Best Weightlifting and Strength-Training Shoes
When it comes to lacing up for a strength training session, you should look for either a flat or lifted sole. Lifting shoes with flat soles, like Converse sneakers, Nobull trainers, or Nike Metcon’s, are for folks who prefer minimal arch support or heel lift. A shoe with a higher heel “allows you to put more pressure through your heels and find a full range of motion—all while protecting your feet,” Tiffany Thompson, NASM-certified Performance Coach at Future previously told SELF. All of our picks are inflexible to create a stable base and feature a hard sole, which will help you generate power through your heels for strong squats and deadlifts. Some lifters like shoes with a midsole strap, like Inov-8’s Fastlift or Under Armour’s Project Rock BSR 2, which minimizes foot-shifting mid-rep.
Best Walking Shoes
Your daily hot girl walk could probably use even better sneakers. If you’re a runner who occasionally walks, your running shoes are probably just fine for your strolls. But if you don’t push your pace past 4MPH, finding a shoe that’s specific to walking is a good idea. Walking shoes should be flexible, not rigid, and offer a good amount of stability in your forefoot and heel. Ryka’s Journey sneaker won a SELF Sneaker Award thanks to the wide toe box (a good choice for wide feet) and unobtrusive arch support—the latter of which is especially important for folks with flat feet.
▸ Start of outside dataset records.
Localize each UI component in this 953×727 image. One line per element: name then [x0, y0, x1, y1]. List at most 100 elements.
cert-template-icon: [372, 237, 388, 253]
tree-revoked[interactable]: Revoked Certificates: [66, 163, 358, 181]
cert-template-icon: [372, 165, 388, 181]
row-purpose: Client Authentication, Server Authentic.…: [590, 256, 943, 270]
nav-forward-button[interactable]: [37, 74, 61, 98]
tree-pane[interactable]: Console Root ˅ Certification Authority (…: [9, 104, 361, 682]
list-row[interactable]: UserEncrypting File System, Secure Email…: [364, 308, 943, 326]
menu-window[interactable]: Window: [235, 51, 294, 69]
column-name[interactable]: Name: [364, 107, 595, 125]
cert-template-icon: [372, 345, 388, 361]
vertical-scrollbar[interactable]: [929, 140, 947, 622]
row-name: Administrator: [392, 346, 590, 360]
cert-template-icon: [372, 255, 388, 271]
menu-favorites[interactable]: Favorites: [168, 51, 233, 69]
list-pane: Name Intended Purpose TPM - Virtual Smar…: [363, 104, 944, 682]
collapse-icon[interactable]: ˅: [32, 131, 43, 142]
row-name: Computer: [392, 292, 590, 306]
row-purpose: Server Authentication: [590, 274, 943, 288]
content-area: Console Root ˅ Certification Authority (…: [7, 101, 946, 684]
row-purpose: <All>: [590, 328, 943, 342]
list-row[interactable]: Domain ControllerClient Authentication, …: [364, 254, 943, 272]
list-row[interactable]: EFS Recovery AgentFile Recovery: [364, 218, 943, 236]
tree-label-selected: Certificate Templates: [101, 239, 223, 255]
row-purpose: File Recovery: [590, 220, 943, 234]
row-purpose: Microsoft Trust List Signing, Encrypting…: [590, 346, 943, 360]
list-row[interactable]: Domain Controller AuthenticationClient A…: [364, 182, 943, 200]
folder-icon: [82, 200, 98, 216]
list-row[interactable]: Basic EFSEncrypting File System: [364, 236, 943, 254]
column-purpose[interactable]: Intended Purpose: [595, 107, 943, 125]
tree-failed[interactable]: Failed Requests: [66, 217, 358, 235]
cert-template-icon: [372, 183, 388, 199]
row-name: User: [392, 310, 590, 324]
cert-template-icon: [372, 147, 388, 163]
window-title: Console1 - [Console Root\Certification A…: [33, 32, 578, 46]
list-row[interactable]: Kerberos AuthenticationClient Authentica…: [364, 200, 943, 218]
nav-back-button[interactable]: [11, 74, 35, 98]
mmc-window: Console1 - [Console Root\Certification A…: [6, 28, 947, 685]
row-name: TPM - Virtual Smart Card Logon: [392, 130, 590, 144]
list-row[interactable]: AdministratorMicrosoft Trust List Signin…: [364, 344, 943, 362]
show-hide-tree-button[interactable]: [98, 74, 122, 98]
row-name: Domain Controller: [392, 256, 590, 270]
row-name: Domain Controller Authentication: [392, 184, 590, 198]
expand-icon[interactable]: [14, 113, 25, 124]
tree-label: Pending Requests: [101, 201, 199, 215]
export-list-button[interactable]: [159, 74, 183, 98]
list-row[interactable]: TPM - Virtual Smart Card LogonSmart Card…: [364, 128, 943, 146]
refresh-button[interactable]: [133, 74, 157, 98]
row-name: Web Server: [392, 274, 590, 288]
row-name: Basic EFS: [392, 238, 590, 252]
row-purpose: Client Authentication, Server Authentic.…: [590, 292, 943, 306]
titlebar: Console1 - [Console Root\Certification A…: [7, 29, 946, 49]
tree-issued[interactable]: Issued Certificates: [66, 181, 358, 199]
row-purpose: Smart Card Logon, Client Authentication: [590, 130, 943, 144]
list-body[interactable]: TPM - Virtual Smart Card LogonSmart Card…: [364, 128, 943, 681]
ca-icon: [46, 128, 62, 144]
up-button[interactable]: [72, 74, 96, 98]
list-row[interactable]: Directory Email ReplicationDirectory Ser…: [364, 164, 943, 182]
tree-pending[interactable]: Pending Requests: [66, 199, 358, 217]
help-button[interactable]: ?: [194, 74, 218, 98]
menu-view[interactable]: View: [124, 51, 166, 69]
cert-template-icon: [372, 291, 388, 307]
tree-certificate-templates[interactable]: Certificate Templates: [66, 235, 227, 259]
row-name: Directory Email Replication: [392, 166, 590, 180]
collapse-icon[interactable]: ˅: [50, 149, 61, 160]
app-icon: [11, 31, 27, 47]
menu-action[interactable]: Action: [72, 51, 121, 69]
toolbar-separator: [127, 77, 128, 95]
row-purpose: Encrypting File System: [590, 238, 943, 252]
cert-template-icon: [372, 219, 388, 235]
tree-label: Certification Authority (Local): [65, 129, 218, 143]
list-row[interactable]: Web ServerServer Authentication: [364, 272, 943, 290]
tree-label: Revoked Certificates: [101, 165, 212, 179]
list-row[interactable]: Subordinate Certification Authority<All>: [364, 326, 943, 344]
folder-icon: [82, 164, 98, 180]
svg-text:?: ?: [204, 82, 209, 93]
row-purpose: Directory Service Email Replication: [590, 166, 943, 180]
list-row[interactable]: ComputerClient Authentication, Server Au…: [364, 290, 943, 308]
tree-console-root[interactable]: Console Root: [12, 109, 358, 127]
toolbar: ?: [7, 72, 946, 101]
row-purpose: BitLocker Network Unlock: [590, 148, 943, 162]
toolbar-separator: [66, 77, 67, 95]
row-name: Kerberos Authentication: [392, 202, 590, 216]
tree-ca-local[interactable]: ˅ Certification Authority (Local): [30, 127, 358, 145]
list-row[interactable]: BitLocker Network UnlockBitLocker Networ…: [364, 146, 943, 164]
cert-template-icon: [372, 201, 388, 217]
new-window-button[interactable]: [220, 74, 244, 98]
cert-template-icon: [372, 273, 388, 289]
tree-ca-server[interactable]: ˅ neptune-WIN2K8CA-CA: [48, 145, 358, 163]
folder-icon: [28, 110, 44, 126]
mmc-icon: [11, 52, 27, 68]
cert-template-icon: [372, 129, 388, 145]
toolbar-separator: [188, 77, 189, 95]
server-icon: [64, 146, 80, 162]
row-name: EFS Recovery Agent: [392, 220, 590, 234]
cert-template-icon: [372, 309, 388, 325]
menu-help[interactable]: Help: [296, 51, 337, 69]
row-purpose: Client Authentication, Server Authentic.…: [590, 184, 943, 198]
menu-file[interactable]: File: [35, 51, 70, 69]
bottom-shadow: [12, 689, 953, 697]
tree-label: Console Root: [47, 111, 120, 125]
Our reviewers said they felt like an “extension of their foot.” Reebok’s laceless DailyFit DMXs also won an award for their combination of serious cushion and arch support. Hoka and Dansko make walking shoes with inches of cushioning and a bit higher of a heel drop.
Best Indoor Cycling Shoes
As a certified indoor cycling instructor of five years, I know a thing or two about the right pair of clip-in shoes. Cycling shoes, which have cleats that attach to the bike pedals, align your hips, knees, and feet to reduce your chance of injury on the bike. This makes your foot’s job a little easier so you can focus on engaging key muscles like your calves, hamstrings, and quads. My personal favorites are TIEM Slipstreams because the sneaker-like sole and recessed cleat mean I can wear them for gym workouts after I teach. Shimano makes a few bestselling cycling shoes that are breathable, cushioned, and durable. If you want a more stylish option, cycling instructors love Nike’s SuperRep cycling shoes, which come in a few fun colors and patterns.
Best Hiking Boots
Hitting the trails? These bestselling hiking boots all have supreme grip for rocky, slippery terrain, plus extra ankle support through higher laces. Each of these pairs also has water-resistant outsoles in case you’re hiking through puddles or ponds. If you love long-distance treks, opt for a lighter pair like Columbia’s Newton Ridge or Hoka’s One One Sky Toa. “Bigger and heavier doesn’t necessarily mean better if you are out doing more day hiking and fast hikes,” Shanti Hodges, hike guide and owner of Wild Utah Tours and founder of Hike it Baby previously told SELF. Merrell’s boots are excellent for winter hikes (or colder climates) because of their warmth and durability.